If you're mixing paints, the primary colors are red, blue, and yellow. If you're mixing colored lights, the primary colors are red, blue and green.
With three simple ingredients, a red, a green, and a blue spotlight, you can make any color of the rainbow. For example, blue mixed with red makes purple. You might remember, however, that every color of the rainbow has its own distinctive frequency, like all the individual notes on a piano.
How does this fit with those primary colors? After all, you can't make every note on the piano by simply mixing the sound from three special keys. If you play a C and an E at the same time, you don't hear a D, you hear the C and the E sounding together. Why do red, blue, and green mix to make entirely different colors, not just chord-like combinations of light?
The answer to this riddle is in our eyes. We see color by mixing together signals from the "cone" cells in our retinas. These cone cells come in three flavors, each particularly sensitive to one frequency of light. Which frequencies are our cone cells tuned to? You guessed it, red, green, and blue.
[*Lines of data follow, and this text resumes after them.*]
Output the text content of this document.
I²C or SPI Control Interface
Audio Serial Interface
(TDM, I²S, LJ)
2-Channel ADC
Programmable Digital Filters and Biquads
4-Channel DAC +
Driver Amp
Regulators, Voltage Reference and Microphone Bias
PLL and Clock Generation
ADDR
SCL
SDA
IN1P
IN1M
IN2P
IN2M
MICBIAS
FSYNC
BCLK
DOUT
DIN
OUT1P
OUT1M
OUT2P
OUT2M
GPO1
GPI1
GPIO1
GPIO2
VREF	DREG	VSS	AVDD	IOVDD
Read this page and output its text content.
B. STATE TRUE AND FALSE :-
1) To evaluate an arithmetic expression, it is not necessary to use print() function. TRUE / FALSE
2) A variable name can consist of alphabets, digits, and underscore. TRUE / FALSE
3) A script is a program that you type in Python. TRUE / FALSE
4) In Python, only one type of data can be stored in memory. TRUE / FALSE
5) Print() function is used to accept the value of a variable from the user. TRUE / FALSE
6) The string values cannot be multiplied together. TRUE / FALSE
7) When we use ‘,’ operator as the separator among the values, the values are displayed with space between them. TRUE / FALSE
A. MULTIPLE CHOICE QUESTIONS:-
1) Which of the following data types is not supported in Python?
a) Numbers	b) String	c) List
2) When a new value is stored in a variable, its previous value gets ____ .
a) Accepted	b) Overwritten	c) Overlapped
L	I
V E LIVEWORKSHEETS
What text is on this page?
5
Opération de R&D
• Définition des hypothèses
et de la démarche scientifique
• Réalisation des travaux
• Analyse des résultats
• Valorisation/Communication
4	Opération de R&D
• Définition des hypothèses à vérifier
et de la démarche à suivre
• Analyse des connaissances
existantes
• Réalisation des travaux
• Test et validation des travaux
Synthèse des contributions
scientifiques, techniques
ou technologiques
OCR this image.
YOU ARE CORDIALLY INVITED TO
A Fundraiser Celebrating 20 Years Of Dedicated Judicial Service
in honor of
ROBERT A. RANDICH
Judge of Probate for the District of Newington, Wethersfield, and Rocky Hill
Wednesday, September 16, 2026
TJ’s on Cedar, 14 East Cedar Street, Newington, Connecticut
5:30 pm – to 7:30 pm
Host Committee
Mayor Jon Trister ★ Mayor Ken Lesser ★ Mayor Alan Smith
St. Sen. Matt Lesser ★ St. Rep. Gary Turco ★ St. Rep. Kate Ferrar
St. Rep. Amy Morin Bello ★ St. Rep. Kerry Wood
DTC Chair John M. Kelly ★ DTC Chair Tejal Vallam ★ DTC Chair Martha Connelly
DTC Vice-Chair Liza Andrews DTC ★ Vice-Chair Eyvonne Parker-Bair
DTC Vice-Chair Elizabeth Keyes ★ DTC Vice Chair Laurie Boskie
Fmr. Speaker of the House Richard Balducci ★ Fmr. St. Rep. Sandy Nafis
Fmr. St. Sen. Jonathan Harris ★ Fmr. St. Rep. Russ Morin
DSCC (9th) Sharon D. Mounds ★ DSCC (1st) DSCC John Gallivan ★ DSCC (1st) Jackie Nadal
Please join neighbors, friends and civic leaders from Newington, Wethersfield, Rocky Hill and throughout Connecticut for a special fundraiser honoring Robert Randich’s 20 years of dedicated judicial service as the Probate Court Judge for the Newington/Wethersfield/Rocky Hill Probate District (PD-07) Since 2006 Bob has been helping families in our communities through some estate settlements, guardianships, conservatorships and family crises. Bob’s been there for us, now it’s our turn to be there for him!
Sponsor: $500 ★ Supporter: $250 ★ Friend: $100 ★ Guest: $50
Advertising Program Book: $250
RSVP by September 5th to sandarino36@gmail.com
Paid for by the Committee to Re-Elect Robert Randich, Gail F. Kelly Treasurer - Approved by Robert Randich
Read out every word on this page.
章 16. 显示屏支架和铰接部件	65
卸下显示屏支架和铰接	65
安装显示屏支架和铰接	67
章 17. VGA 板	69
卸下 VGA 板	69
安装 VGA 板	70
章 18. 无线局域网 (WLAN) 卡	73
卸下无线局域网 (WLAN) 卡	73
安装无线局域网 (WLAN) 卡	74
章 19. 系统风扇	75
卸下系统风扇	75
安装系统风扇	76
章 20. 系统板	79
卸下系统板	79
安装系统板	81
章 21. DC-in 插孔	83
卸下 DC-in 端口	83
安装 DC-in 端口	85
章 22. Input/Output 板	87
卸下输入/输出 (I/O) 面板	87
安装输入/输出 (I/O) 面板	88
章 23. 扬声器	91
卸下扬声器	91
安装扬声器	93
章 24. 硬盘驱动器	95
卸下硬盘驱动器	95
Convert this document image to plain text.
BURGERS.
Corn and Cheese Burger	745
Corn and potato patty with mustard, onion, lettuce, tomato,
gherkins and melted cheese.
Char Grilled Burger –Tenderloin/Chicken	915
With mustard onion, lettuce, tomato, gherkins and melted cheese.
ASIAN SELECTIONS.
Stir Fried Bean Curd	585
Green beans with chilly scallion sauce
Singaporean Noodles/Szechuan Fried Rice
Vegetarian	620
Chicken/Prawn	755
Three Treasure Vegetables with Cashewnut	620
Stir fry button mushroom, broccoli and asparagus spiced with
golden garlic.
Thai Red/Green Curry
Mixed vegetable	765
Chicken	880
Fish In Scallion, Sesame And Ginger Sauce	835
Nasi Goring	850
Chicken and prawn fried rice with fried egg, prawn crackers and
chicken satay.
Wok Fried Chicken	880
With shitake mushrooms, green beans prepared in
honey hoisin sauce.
When we see something purple, we can't sense the purple light directly. Instead, our red sensing cones and our blue sensing cones each respond about half way, and our brain puts this together as purple. You get the same effect by mixing the red and blue spotlight. Those colors don't really mix into purple, they actually make a chord, a distinct combination of blue and red. It's enough to fool your brain into thinking it sees purple!